Jakarta – Sebuah tembok pembatas sepanjang 30 meter di Jalan Cempaka 1 RT 03 RW 09, Cakung Timur, Cakung, Jakarta Timur, dilaporkan ambruk pada Rabu, 28 Januari 2026. Peristiwa ini menyebabkan sebagian puing menghantam turap di seberang lokasi dan lahan kosong di bawahnya. Proses evakuasi puing-puing tembok tersebut telah dimulai.
Petugas Penanganan Prasarana dan Sarana Umum (PPSU) Cakung Timur, Marzuki (40), menyatakan bahwa tahap awal penanganan difokuskan pada pembersihan sampah dan puing yang menyumbat saluran air. “Saya melihat tembok pembatas itu sudah roboh. Tahap awal, kita membersihkan sampah dan sebagian puingnya yang menyumbat saluran ini,” ujar Marzuki, dilansir Antara, Kamis (29/1/2026).
Pihak Kelurahan Cakung Timur mengerahkan tujuh personel PPSU untuk membantu penanganan awal. Namun, untuk pengangkutan puing yang lebih besar, alat berat akan dikerahkan dan penanganannya akan diserahkan kepada pengelola Jakarta Garden City (JGC) selaku pemilik tembok. “Kita hanya bantu penanganan awal, untuk selanjutnya diserahkan pada Jakarta Garden City (JGC) karena harus menggunakan alat berat,” kata Kepala Seksi Perekonomian dan Pembangunan Kelurahan Cakung Timur, Andreas Dwi Mulyanto.

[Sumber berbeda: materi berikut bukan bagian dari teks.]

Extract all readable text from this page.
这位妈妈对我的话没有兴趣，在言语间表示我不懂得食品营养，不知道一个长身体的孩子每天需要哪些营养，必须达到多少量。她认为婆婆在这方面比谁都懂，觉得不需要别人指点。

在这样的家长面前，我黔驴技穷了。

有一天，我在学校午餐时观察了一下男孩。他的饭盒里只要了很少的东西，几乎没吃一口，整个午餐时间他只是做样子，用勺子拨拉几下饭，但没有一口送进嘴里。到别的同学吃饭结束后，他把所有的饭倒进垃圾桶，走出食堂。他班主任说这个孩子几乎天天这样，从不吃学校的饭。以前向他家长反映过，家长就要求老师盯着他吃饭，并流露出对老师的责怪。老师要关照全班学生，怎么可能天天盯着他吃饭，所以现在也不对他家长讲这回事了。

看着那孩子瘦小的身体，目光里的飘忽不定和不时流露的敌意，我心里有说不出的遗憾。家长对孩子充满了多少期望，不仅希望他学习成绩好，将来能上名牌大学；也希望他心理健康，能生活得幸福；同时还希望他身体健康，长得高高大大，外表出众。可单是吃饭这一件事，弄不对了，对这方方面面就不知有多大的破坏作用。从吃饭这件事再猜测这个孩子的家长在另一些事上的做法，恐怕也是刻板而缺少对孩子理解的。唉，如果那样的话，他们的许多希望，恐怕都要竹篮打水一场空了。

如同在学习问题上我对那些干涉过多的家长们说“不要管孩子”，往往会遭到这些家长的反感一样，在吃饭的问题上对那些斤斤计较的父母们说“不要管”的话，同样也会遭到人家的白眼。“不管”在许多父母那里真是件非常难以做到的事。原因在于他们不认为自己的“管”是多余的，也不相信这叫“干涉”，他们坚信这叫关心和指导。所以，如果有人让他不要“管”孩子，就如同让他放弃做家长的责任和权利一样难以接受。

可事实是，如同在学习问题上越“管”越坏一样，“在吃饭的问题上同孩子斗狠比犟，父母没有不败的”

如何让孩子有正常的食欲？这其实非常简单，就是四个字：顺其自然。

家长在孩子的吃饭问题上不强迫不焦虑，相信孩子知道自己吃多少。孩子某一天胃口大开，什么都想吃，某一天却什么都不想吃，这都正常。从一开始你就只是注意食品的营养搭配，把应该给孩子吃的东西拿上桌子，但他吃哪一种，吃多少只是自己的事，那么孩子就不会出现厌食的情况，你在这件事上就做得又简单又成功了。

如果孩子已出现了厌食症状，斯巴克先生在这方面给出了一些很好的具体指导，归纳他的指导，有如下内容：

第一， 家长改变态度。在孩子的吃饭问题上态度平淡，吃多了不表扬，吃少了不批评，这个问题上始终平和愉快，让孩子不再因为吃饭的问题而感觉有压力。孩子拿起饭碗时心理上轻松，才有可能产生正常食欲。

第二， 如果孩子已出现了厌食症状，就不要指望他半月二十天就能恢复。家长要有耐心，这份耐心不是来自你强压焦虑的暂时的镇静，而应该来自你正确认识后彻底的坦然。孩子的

Penanganan juga melibatkan tim dari pengelola JGC dan Satuan Tugas (Satgas) Sumber Daya Air (SDA) Kecamatan Cakung. Kepala Satuan Pelaksana SDA Kecamatan Cakung, Dian Nur Cahyono, menekankan pentingnya pembersihan puing untuk mencegah penyumbatan saluran air. “Kita kerahkan 12 personel Satgas SDA untuk penanganan, yaitu seluruh puing, baik batu kali, tembok pembatas maupun tanah merah, dibersihkan dari dasar saluran air,” ungkap Dian.
Ia menambahkan bahwa jika puing dibiarkan terlalu lama, dikhawatirkan akan mengganggu sistem aliran air dan memicu genangan di permukiman warga. Tidak ada korban jiwa dalam insiden ini. Pembersihan puing ditargetkan selesai dalam tiga hari ke depan sebelum diserahkan sepenuhnya kepada pihak JGC.